Uno sigue pensando, esforzándose por pensar, en un mundo gobernado por seres que no lo hacen. O, peor todavía, por seres que le llaman pensar a ese acto de demolición constante de ideas, emociones o palabras que llenan las cabezas de escombros y de ruidos. Estos seres, que presiden países avalados por una raída práctica de la democracia (una democracia no basada en los principios sino en los exabruptos, y no en el voto meditado sino en el voto engañado, y no centrada en el bien general sino en el beneficio de unos pocos), piensan que pensar es abrir la boca todo lo que se pueda y dejar que salga por ella lo que sea. Lo que saldrá, claro, serán esos escombros y esos ruidos, que ellos o sus asesores transformarán en eslóganes, titulares de prensa, tuits o amenazas con el dedo índice extendido en busca de una cámara. Esos seres no son pensadores excepto en este sentido: el de torturar el lenguaje y sus hijos para que digan lo que necesitan decir hasta que la realidad, genuflexa, se pliegue a sus intereses.
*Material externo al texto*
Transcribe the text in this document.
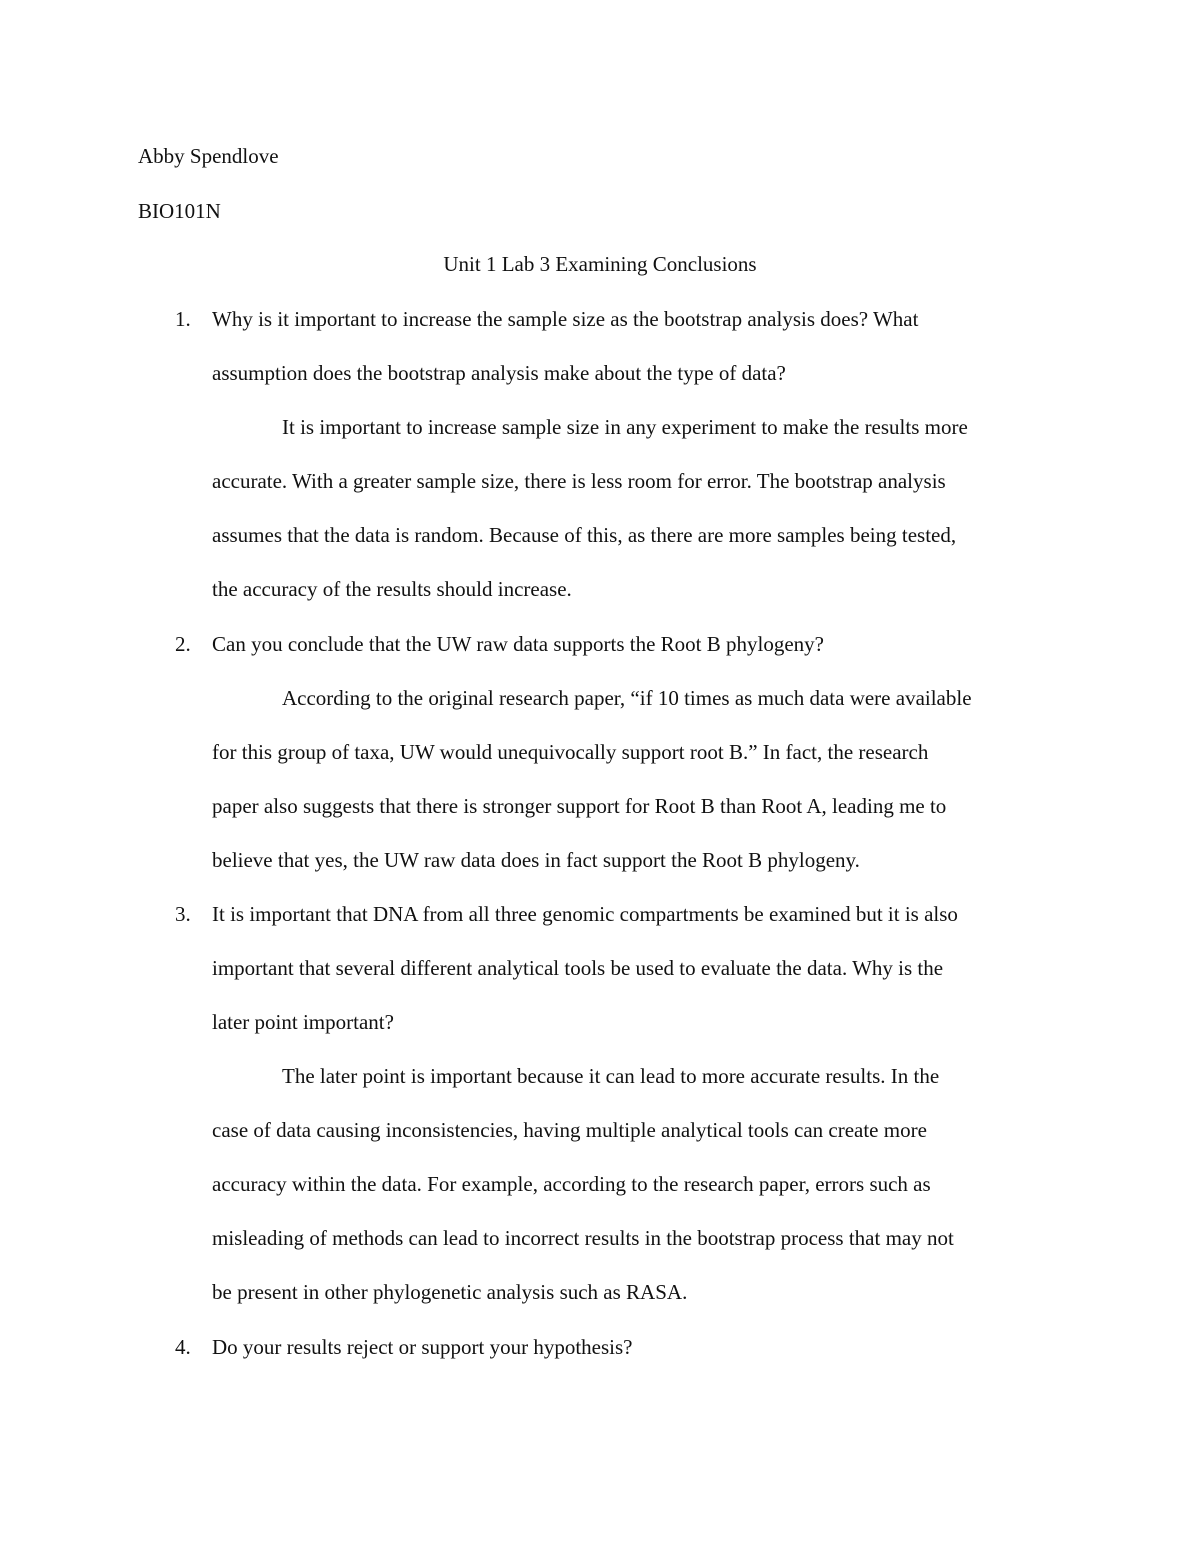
Abby Spendlove
BIO101N
Unit 1 Lab 3 Examining Conclusions
1. Why is it important to increase the sample size as the bootstrap analysis does? What
assumption does the bootstrap analysis make about the type of data?
It is important to increase sample size in any experiment to make the results more
accurate. With a greater sample size, there is less room for error. The bootstrap analysis
assumes that the data is random. Because of this, as there are more samples being tested,
the accuracy of the results should increase.
2. Can you conclude that the UW raw data supports the Root B phylogeny?
According to the original research paper, “if 10 times as much data were available
for this group of taxa, UW would unequivocally support root B.” In fact, the research
paper also suggests that there is stronger support for Root B than Root A, leading me to
believe that yes, the UW raw data does in fact support the Root B phylogeny.
3. It is important that DNA from all three genomic compartments be examined but it is also
important that several different analytical tools be used to evaluate the data. Why is the
later point important?
The later point is important because it can lead to more accurate results. In the
case of data causing inconsistencies, having multiple analytical tools can create more
accuracy within the data. For example, according to the research paper, errors such as
misleading of methods can lead to incorrect results in the bootstrap process that may not
be present in other phylogenetic analysis such as RASA.
4. Do your results reject or support your hypothesis?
Pensar es otra cosa. Pensar es ir al fondo. Pensar es instruirse, es decir, dotarse de ciertos instrumentos fáciles de identificar y difíciles de conseguir: información fidedigna, lecturas de calado, atención a los sabios independientes, cultivo de una cierta sensibilidad para seguir la pista a las ideas sin dejarse engañar por ellas, una mirada desapasionada, y gusto por un silencio y una paz interior necesarios para que todo esto desemboque en silogismos claros, metáforas luminosas o decisiones pertinentes. Pensar es dejarse envolver por el mundo, el más cercano y el más lejano, y sentir lo que nos quiere contar. Pensar es viajar al fondo del alma, que es personal sin dejar de ser universal, y extraer de ella pepitas de oro en forma de propuestas o reflexiones. Pensar es hacer un trato con el tiempo de modo que éste acepte no atropellarnos a cambio de que nosotros consintamos en no menospreciarle como entidad simbólica, cognitiva y cósmica.

Pensar no es denominarle pensamiento a la constante chulería de usar las palabras para el barullo, la confrontación, el insulto, la banalidad o los prejuicios. Pensar no es rebajar la filosofía, la poesía, el periodismo, la ciencia o las artes a actividades sospechosas que conviene encerrar bajo siete llaves, que es justo lo que están haciendo la gran mayoría de planes de estudio occidentales (por no hablar de tantos orientales) a mayor gloria de los descerebrados que ejercen o aspiran a ejercer el poder. Si nos quitan desde pequeños las herramientas para desarrollar opiniones bien fundadas, seremos (estamos siendo ya) reos de aquellos que se comportan como si la masa no fuera más que mano de obra barata a la que conviene tener aturdida (de nuevo los escombros y los ruidos en la cabeza de los que antes se hablaba) para que no estropee la siesta de la élite de indeseables que manda en el mundo.

Para qué seguir pensando, se pregunta uno, en una época como la nuestra si sabe que sus pensamientos serán fagocitados y reducidos a polvo por esos pseudopensamientos trogloditas que enrarecen la atmósfera y que la vuelven, de hecho, irrespirable. Para qué seguir pensando, en fin, si ninguno de esos pensamientos se transformará en votos suficientes para derrocar a los que vociferan y escupen a diestro y siniestro, ni en leyes inteligentes, ni en razones para la esperanza, ni en progreso para la humanidad.